The initial client connection on the NetScaler appliance might fail if a wildcard virtual server is configured and the useProxyPort option is disabled globally on the appliance.

CSV report exports elements that are present in the GUI. Additional elements like Client IP and Branch IP in the application node are denoted as 0.0.0.0 or " " as these are not present in GUI.

If you upgrade NetScaler Insight Center appliance to release 10.5 build 55.8xxx.e, the compression ratio values will be displayed as -NA-.

NetScaler Insight Center displays the latency value between two hops as 0 ms, though the minimum latency value is 1 ms.

If NetScaler Insight Center does not get a connection closure update for a particular connection ID, and the ID is reused, the IP data of the previous connection may be displayed.

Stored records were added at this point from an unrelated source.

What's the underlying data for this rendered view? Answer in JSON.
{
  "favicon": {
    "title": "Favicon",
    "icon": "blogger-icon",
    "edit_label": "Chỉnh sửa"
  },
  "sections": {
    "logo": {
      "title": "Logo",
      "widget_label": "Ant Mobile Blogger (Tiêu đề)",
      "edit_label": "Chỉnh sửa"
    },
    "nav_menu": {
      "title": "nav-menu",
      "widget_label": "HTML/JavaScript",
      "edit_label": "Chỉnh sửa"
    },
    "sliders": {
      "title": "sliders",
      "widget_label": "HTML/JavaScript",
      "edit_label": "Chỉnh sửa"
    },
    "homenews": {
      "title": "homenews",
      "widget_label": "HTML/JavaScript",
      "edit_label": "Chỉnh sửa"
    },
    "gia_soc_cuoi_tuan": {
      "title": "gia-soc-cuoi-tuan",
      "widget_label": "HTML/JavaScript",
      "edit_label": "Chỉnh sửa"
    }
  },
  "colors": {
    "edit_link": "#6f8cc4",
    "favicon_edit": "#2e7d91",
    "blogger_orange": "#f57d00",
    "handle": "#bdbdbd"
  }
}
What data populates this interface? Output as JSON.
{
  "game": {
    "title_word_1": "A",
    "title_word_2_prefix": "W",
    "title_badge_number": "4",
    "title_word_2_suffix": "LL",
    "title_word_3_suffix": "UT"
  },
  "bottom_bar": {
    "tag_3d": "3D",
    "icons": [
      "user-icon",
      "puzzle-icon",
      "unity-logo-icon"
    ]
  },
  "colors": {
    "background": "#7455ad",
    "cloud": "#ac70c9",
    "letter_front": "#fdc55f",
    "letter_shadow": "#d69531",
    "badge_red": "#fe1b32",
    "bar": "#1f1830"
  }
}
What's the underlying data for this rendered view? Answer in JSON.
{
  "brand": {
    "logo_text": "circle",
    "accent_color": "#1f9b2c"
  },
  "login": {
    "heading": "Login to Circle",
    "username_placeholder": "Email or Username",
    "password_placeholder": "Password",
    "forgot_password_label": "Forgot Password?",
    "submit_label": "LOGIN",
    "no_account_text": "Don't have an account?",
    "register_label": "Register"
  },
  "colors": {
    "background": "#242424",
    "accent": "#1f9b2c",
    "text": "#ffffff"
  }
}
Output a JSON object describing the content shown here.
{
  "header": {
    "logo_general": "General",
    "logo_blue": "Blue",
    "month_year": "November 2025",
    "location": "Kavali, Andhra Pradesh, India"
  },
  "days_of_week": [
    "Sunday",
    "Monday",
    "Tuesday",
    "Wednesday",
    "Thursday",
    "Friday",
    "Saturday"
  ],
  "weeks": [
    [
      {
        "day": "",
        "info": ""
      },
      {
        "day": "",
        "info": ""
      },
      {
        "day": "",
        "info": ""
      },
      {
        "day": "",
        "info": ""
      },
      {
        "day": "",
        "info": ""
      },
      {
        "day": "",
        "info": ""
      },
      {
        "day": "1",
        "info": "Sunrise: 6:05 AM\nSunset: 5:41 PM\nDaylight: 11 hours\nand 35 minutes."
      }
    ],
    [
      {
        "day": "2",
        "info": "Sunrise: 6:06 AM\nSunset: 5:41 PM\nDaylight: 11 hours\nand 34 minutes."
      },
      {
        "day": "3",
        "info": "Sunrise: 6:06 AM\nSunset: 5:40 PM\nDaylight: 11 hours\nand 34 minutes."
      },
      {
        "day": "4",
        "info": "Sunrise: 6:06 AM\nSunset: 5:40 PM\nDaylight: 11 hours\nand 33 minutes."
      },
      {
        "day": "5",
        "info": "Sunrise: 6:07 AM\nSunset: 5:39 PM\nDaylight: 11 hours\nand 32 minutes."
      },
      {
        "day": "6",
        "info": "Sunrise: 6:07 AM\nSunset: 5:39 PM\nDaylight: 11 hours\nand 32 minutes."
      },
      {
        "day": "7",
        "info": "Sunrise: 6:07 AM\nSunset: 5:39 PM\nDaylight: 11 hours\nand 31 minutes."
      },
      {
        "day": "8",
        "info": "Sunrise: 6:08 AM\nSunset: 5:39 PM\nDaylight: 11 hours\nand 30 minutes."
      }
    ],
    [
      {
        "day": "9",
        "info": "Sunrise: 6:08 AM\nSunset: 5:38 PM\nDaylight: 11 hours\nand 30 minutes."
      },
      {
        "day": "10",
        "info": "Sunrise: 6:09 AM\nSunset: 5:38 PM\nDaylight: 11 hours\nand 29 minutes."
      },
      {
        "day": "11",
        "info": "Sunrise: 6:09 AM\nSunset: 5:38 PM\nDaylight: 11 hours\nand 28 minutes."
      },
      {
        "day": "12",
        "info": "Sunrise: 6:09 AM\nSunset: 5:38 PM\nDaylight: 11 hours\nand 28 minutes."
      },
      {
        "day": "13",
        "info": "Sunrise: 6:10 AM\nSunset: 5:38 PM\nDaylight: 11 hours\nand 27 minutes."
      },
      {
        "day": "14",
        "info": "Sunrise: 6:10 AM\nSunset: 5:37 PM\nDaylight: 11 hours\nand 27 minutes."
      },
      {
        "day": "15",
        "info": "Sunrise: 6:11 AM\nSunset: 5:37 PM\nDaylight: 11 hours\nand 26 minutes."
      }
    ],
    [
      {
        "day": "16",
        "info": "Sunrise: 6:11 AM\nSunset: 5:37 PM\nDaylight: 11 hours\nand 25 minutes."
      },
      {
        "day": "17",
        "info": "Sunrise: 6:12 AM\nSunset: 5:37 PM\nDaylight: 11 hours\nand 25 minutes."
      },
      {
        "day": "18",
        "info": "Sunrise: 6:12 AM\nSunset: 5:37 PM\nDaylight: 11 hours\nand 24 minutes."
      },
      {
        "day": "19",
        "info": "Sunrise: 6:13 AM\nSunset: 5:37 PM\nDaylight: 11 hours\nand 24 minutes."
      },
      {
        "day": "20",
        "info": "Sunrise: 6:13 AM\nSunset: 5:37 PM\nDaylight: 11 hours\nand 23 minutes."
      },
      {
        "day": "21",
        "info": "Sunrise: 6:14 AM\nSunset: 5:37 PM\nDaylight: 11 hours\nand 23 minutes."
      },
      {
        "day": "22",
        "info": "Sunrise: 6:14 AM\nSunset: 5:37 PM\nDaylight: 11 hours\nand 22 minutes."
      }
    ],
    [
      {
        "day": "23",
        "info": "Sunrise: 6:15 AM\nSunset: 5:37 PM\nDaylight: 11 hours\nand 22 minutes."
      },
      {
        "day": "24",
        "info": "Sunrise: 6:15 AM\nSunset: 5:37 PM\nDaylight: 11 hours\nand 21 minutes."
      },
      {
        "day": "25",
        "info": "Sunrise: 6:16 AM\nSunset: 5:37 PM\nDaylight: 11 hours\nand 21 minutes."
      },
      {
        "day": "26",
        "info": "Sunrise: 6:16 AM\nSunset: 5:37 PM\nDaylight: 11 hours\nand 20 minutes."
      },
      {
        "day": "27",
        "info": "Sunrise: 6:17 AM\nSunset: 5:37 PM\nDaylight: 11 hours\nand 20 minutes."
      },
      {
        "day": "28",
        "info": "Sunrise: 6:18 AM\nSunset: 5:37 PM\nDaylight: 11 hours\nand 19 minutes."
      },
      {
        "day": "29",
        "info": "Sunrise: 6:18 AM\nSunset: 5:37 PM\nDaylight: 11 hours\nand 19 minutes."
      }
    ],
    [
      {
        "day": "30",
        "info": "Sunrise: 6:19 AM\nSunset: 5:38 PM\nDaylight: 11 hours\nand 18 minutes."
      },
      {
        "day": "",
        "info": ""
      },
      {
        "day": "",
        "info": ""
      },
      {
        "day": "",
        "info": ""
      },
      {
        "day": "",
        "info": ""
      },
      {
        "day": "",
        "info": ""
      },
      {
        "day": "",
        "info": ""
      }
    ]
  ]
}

If you define an application in the CloudBridge application classifier that contains a colon (":") in the name, it is not exported correctly to the AppFlow collector.

On the NetScaler Insight Center dashboard, the latency values displayed on the graph and the network topology diagram might not match due to time synchronization issues.

NetScaler Insight Center takes two minutes to display the current connection details on the dashboard.

Since the install wi package command takes more than usual time to complete, it is not possible to return the status from other nodes. Hence it is required that all the WI related packages, that is, JRE+WI be present on system on the same path for all the nodes.